Enterprise Products Partners LP and Oiltanking Partners LP have released further details of their merger agreement, following the first announcement in October. Under the terms of the merger, Oiltanking Partners would merge with a subsidiary of Enterprise in a unit-for-unit exchange. Unitholders of Oiltanking Partners (other than Enterprise and its subsidiaries) would receive 1.3 Enterprise common units for each Oiltanking Partners common unit.
This exchange ratio represents a 5.6 percent premium to Oiltanking Partners unitholders based on the respective closing prices for Enterprise and Oiltanking Partners common units on 30 September 2014, the day before the merger was originally proposed.
Relative to the respective closing prices for Enterprise and Oiltanking Partners common units on 10 November 2014, the day before the parties entered into the merger agreement, the 1.3 exchange ratio represents a 10.4 permium to Oiltanking Partners unit holders.
Based on the latest cash distribution declared by Enterprise and Oiltanking Partners with respect to the third quarter of 2014, this exchange ratio would result in a 74 percent increase in cash distributions for Oiltanking Partners unit holders.
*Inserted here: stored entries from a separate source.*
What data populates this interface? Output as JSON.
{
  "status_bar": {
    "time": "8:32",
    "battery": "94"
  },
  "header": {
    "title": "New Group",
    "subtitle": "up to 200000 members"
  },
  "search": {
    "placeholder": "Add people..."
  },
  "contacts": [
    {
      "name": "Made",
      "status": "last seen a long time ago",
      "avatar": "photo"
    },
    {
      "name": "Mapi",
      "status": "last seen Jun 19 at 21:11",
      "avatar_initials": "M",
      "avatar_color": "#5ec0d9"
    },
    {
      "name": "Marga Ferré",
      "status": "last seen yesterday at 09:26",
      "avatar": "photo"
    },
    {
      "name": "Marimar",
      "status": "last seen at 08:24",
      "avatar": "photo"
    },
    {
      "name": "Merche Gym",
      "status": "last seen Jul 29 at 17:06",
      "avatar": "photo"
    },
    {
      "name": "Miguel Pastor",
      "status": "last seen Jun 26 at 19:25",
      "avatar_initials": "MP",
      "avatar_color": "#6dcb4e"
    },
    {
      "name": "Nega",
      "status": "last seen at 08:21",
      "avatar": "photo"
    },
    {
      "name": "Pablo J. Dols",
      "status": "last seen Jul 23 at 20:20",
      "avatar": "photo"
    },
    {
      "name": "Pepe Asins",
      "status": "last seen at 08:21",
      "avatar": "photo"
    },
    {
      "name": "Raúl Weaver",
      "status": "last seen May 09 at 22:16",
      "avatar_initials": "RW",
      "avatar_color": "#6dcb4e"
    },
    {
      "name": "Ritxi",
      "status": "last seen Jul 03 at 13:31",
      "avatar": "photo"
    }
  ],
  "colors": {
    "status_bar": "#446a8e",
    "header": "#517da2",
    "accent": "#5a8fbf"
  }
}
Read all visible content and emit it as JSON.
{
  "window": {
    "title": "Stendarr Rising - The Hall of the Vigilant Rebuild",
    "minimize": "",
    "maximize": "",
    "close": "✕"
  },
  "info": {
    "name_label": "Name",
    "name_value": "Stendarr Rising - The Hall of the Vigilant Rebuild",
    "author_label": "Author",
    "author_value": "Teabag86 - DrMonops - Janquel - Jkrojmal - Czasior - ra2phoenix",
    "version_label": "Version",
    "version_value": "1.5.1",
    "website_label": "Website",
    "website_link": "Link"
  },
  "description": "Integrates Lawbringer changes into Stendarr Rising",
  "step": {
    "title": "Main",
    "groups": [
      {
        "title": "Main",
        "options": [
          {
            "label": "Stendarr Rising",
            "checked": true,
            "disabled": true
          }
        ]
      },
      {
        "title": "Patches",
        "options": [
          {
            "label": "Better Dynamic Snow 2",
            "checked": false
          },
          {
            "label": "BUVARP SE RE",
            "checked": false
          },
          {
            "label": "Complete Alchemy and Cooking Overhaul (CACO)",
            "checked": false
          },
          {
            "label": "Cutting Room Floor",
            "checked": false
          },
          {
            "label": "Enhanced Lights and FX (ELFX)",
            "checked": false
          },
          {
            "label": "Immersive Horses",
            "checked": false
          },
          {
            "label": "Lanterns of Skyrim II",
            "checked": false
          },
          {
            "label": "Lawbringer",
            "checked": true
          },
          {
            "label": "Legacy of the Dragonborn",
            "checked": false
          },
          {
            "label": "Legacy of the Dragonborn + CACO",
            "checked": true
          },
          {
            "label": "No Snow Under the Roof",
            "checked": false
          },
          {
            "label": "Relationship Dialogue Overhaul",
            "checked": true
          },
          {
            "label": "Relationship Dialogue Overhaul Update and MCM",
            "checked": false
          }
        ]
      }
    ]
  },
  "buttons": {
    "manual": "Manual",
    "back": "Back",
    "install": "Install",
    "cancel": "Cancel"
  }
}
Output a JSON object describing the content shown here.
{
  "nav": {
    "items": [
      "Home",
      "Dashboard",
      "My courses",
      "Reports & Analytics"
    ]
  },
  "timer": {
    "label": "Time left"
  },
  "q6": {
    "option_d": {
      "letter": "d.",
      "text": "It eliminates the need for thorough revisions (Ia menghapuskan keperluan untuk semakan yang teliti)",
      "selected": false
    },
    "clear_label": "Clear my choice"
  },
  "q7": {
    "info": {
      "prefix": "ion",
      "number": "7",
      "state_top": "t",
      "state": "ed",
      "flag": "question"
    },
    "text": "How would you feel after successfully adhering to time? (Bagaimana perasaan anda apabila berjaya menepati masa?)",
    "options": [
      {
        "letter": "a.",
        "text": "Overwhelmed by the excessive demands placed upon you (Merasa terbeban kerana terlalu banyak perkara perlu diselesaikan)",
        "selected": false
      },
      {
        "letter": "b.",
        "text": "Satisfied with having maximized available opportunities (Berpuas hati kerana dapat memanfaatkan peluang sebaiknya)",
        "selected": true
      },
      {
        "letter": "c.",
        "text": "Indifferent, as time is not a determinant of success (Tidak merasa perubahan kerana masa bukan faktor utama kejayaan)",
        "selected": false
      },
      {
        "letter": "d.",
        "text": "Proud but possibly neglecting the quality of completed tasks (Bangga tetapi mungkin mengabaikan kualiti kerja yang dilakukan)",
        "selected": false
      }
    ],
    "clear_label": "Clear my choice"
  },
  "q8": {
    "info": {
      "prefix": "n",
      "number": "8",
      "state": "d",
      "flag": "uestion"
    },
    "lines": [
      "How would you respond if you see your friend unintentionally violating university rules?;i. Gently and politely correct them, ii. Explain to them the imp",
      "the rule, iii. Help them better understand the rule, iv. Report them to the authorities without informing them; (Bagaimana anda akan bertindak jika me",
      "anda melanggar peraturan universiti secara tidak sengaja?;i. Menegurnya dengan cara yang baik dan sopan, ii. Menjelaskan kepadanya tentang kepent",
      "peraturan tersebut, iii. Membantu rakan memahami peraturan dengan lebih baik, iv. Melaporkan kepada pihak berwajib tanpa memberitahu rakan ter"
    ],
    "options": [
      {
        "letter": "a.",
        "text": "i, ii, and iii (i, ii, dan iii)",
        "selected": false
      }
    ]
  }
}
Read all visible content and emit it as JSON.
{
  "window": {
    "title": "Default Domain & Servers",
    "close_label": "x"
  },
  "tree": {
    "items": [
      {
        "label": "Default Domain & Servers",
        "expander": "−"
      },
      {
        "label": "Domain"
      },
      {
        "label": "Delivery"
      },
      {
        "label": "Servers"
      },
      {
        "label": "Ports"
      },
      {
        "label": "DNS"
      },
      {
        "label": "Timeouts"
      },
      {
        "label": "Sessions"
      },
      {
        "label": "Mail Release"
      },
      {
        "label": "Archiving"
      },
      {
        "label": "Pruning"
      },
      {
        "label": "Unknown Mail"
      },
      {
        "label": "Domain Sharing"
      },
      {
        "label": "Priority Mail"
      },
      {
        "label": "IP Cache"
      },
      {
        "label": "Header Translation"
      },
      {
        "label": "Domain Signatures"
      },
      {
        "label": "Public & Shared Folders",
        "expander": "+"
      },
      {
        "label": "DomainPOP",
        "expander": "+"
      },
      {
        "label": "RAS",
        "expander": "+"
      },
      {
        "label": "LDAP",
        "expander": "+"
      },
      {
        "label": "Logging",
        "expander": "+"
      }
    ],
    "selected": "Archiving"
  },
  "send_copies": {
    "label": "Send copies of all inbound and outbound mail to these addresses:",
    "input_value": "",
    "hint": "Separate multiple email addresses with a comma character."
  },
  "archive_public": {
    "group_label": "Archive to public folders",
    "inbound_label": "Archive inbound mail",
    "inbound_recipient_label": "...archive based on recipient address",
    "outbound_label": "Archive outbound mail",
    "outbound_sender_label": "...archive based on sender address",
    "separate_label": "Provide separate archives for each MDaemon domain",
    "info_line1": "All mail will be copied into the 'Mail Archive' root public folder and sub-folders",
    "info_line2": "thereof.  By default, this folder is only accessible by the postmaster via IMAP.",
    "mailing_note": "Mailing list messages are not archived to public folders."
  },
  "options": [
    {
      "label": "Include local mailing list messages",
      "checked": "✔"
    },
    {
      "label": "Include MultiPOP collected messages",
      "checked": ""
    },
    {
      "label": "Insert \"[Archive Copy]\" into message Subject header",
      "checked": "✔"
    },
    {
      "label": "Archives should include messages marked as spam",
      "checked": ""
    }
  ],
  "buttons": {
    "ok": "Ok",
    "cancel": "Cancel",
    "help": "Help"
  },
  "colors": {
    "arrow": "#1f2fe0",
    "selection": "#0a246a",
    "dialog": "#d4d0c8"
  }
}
On 1 October Enterprise announced that it had acquired the general partner and related incentive distribution rights, 15,899,802 common units and 38,899,802 subordinated units in Oiltanking Partners held by Oiltanking Holding Americas, Inc (Oiltanking Holding). Enterprise paid a total of US$4.41 billion to Oiltanking Holding comprised of $2.21 billion in cash and 54,807,352 Enterprise common units.
Completion is expected to occur in early 2015 and the total consideration paid by Enterprise for the Oiltanking Partners general partner and related incentive distribution rights and the limited partner units would be approximately $6 billion.